JUN 12, 2017 ADRIENNE WOOTTEN
You know, I can’t count the number of times I’ve ended up in the position in this cartoon. In the case of graduate school, this can be both detrimental and helpful. Helpful, because when you are in classes it can mean that your homework and class projects get done on time. Detrimental, because that little thing called your thesis can end up getting pushed off because it’s at the bottom of the pile. So the key here is how do you effectively organize yourself so you can get things done?
From my view, this actually is harder than someone might think. We live now in the age of Facebook, and Twitter, with smartphones, tablets, and cloud computing where we get information and really need to be on top of something at a moments notice. That by itself is a challenge as we want to respond immediately when there is an opportunity (particularly when those chances for grants come up at the last moment), or when a colleague, supervisor, or advisor needs something done. Each of us thinks and works differently, and as a result how each of us wants our workspaces and schedules organized is also different from everyone else. While I have ended up in the position in the cartoon before, it doesn’t work for me (I lose track of things that way really fast). However, for my father who was a district manager in charge of other managers and truck drivers, his desk was always cluttered but he always knew where everything was. He never lost track of anything.
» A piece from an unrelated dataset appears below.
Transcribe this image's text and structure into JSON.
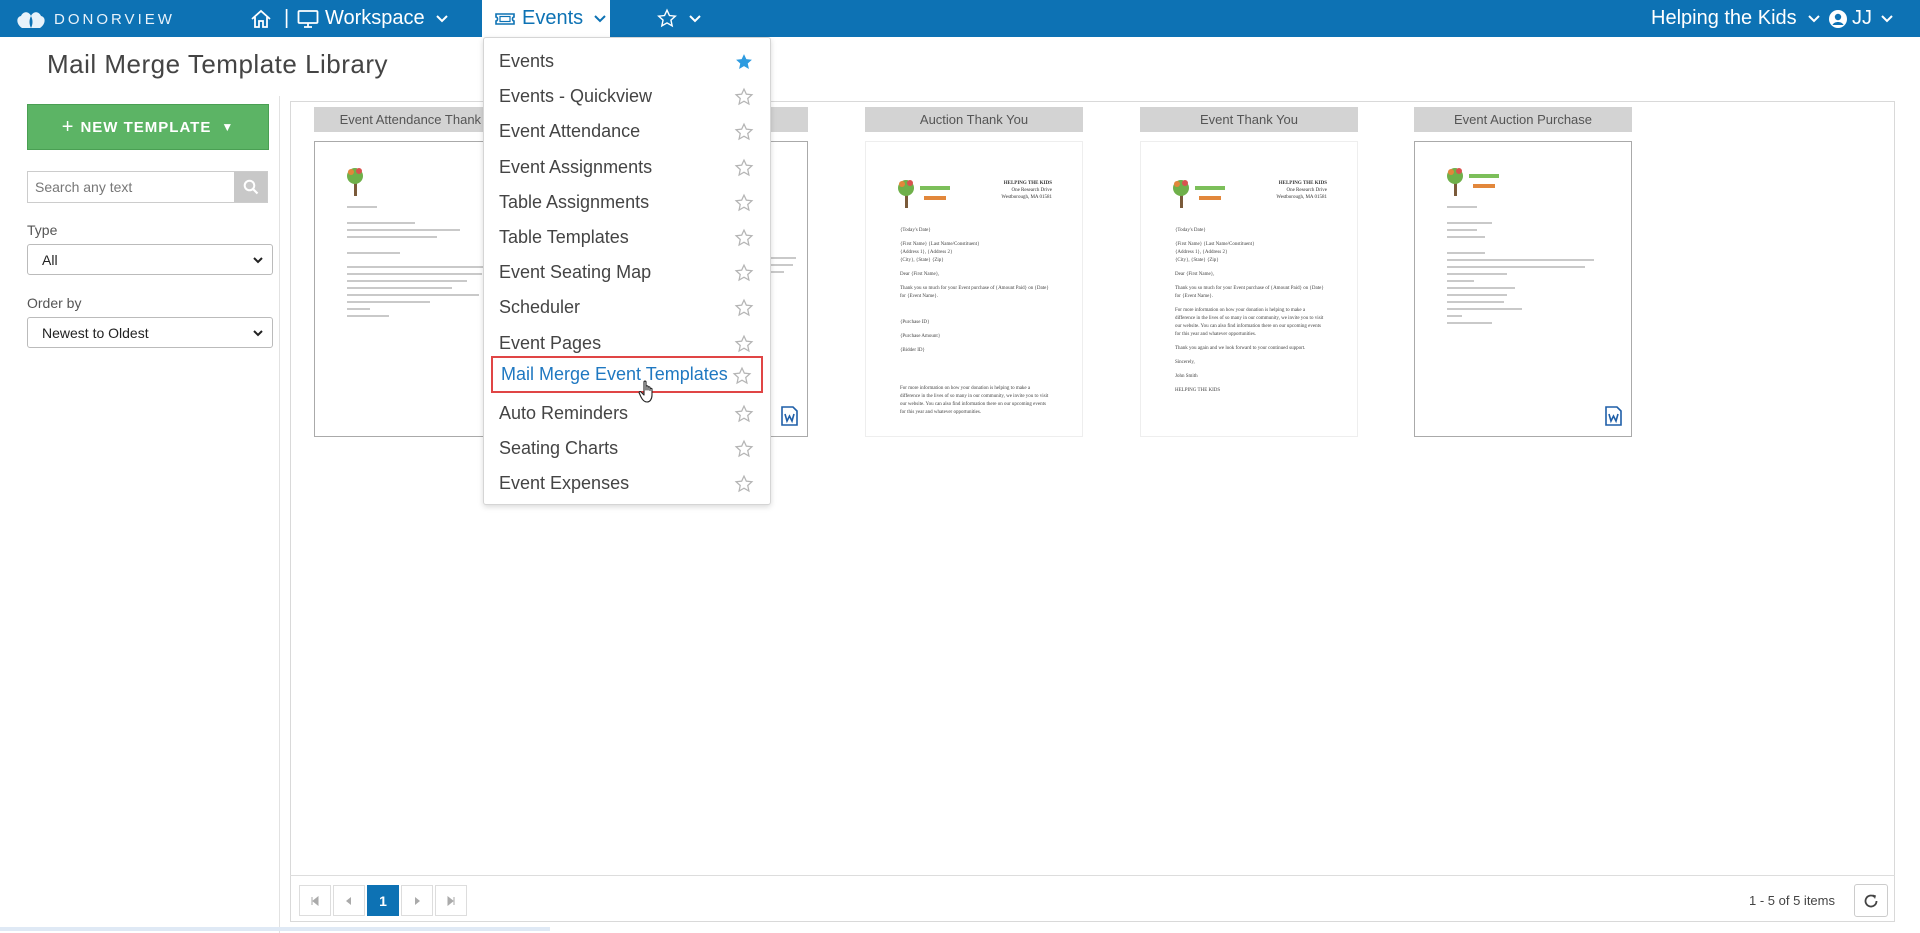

For me, I’ve had to become a lot more organized particularly with the Downscaling Synthesis Project I wrote on previously. That project has now moved into a phase that while I’m writing up a review paper, I’m also trying to plan a workshop my office will host here at NCSU in May. It’s been double trouble for me on top of Ph.D. work, but it did force me to confront my own clutter. From my experiences of the last few weeks, let me offer some thoughts on things that can help all of us stay organized.
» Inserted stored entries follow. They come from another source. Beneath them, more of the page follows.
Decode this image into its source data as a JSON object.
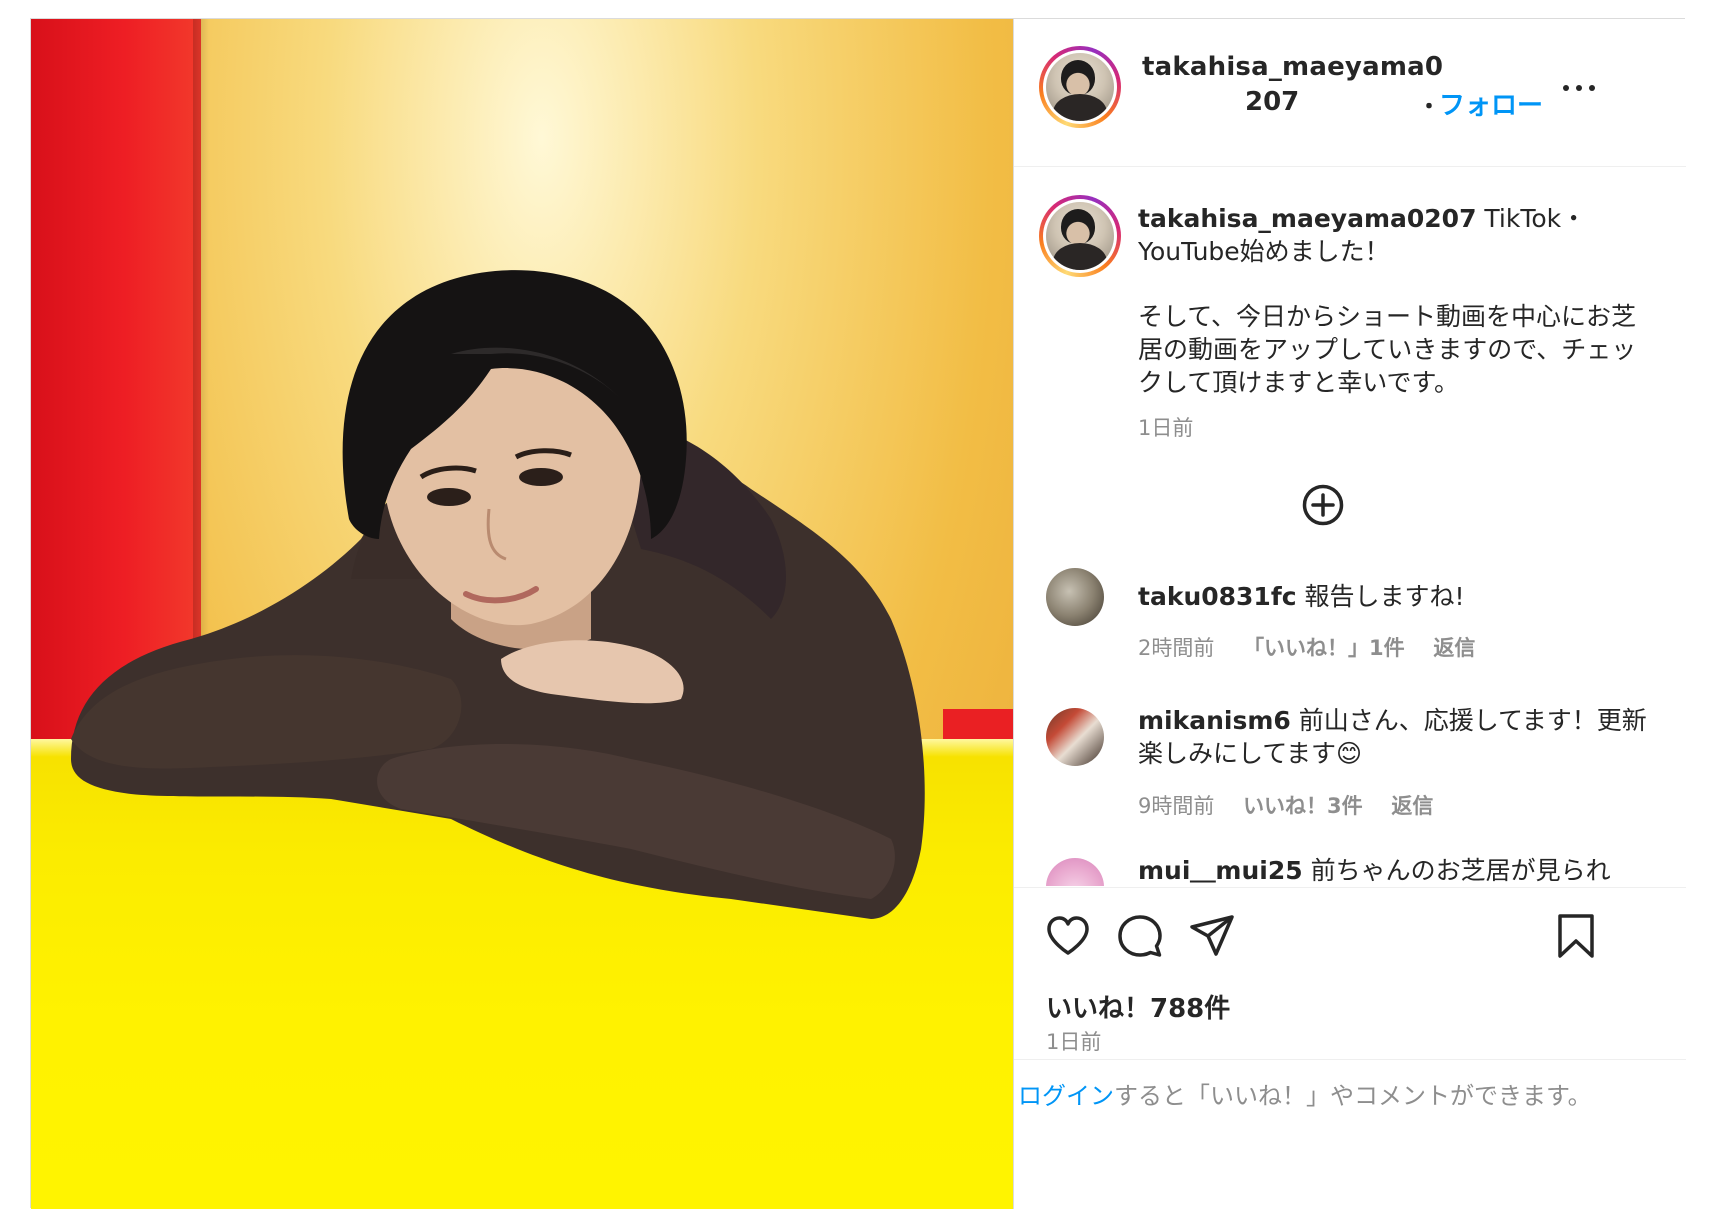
{
  "header": {
    "username_part1": "takahisa_maeyama0",
    "username_part2": "207",
    "dot": "・",
    "follow_label": "フォロー",
    "more_icon": "more-horizontal-icon"
  },
  "caption": {
    "username": "takahisa_maeyama0207",
    "headline": " TikTok・YouTube始めました！",
    "body": "そして、今日からショート動画を中心にお芝居の動画をアップしていきますので、チェックして頂けますと幸いです。",
    "time": "1日前"
  },
  "load_more_icon": "plus-circle-icon",
  "comments": [
    {
      "username": "taku0831fc",
      "text": " 報告しますね!",
      "time": "2時間前",
      "likes": "「いいね！」1件",
      "reply": "返信"
    },
    {
      "username": "mikanism6",
      "text": " 前山さん、応援してます！更新楽しみにしてます😊",
      "time": "9時間前",
      "likes": "いいね！3件",
      "reply": "返信"
    },
    {
      "username": "mui＿mui25",
      "text": " 前ちゃんのお芝居が見られ"
    }
  ],
  "actions": {
    "like_icon": "heart-icon",
    "comment_icon": "comment-icon",
    "share_icon": "send-icon",
    "save_icon": "bookmark-icon",
    "likes": "いいね！788件",
    "time": "1日前"
  },
  "login": {
    "link": "ログイン",
    "rest": "すると「いいね！」やコメントができます。"
  },
  "colors": {
    "link_blue": "#0095f6",
    "text": "#262626",
    "muted": "#8e8e8e",
    "border": "#dbdbdb"
  }
}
- Reminders, Reminders! – Winslow put in a good word about setting reasonable goals some time previously. Part of being able to meet those goals is staying organized and, for me at least, nothing works better than having many reminders of when things are due along the way. Why many reminders? It’s easy to blow off one reminder, so set yourself many! It’s like when you used to be nagged as a teenager by your parents to do something. Nag yourself and make use of the calendar!
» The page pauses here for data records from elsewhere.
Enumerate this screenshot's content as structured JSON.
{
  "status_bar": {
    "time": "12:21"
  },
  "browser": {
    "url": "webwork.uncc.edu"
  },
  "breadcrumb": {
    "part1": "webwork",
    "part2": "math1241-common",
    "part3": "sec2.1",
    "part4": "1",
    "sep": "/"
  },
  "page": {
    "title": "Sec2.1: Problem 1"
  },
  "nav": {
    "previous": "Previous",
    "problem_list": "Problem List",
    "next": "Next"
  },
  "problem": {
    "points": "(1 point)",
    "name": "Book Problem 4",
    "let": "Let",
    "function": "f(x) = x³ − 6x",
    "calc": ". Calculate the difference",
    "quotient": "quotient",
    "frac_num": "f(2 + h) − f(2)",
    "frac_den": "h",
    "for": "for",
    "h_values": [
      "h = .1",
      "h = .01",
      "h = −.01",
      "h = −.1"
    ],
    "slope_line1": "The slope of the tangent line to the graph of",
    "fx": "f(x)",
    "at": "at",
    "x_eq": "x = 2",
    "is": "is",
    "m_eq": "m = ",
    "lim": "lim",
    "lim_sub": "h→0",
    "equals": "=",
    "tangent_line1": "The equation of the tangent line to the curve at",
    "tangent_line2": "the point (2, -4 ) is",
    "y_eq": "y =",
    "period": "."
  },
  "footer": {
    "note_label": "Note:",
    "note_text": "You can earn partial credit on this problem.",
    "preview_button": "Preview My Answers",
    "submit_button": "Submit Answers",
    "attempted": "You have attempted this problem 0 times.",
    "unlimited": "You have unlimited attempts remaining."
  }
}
- Remember to see the forest through the trees – I mentioned a moment ago the issue with the age of instant computing. One of the problems with that is that we tend to focus on the details, or on each tree, rather than how to get to the end goal. It’s easy to get lost when there are so many trees that you can focus on or are very interesting. Organize yourself and set your reminders on which of those trees will get you through to see the whole forest. Otherwise, if you get stuck on one tree, then the rest of the forest will change around you, and you’ll never meet the end goal.
- Enough already! – This is a challenge. Your advisor / supervisor asks you to do something and you want to do it, but you already have enough things you are working on. What do you do? As much as all of us want more projects, and more publications, sometimes you have to say that you can’t do it. A challenge, after all this is your advisor or whomever is paying your stipend. However, bear in mind that if an additional project will limit your ability to do work that is a good quality on your highest priorities (because you are worried about if you can keep track of this additional thing being thrown your way), then it comes time to tell your advisor “no” and explain why you can’t do that to them.
- Be flexible – In some cases, there are instances where those extra things thrown at you by your advisor fits right in to what you want for your thesis. In those cases, it may be something extra, but you need to be flexible to change when in you will hit the details and how quick you see all of the forest. That is, be flexible to things which may be helpful to reach your end goal. If something comes up, be willing and able to change your reminders and what your steps will be along the way.
From all this you can see that organization and setting goals go hand in hand. My point in writing this today was not to tell anyone how to get organized, because what works for me won’t work for someone else. My point today was to offer some general thoughts on organization which can help anyone keep their head above water as the push toward that goal, whether it is a thesis or a publication or something else. Keep yourself organized in the way that is best for you, and maybe keep these humble thoughts of mine in mind. That’s one of the keys to reaching the goals of graduate school and your career.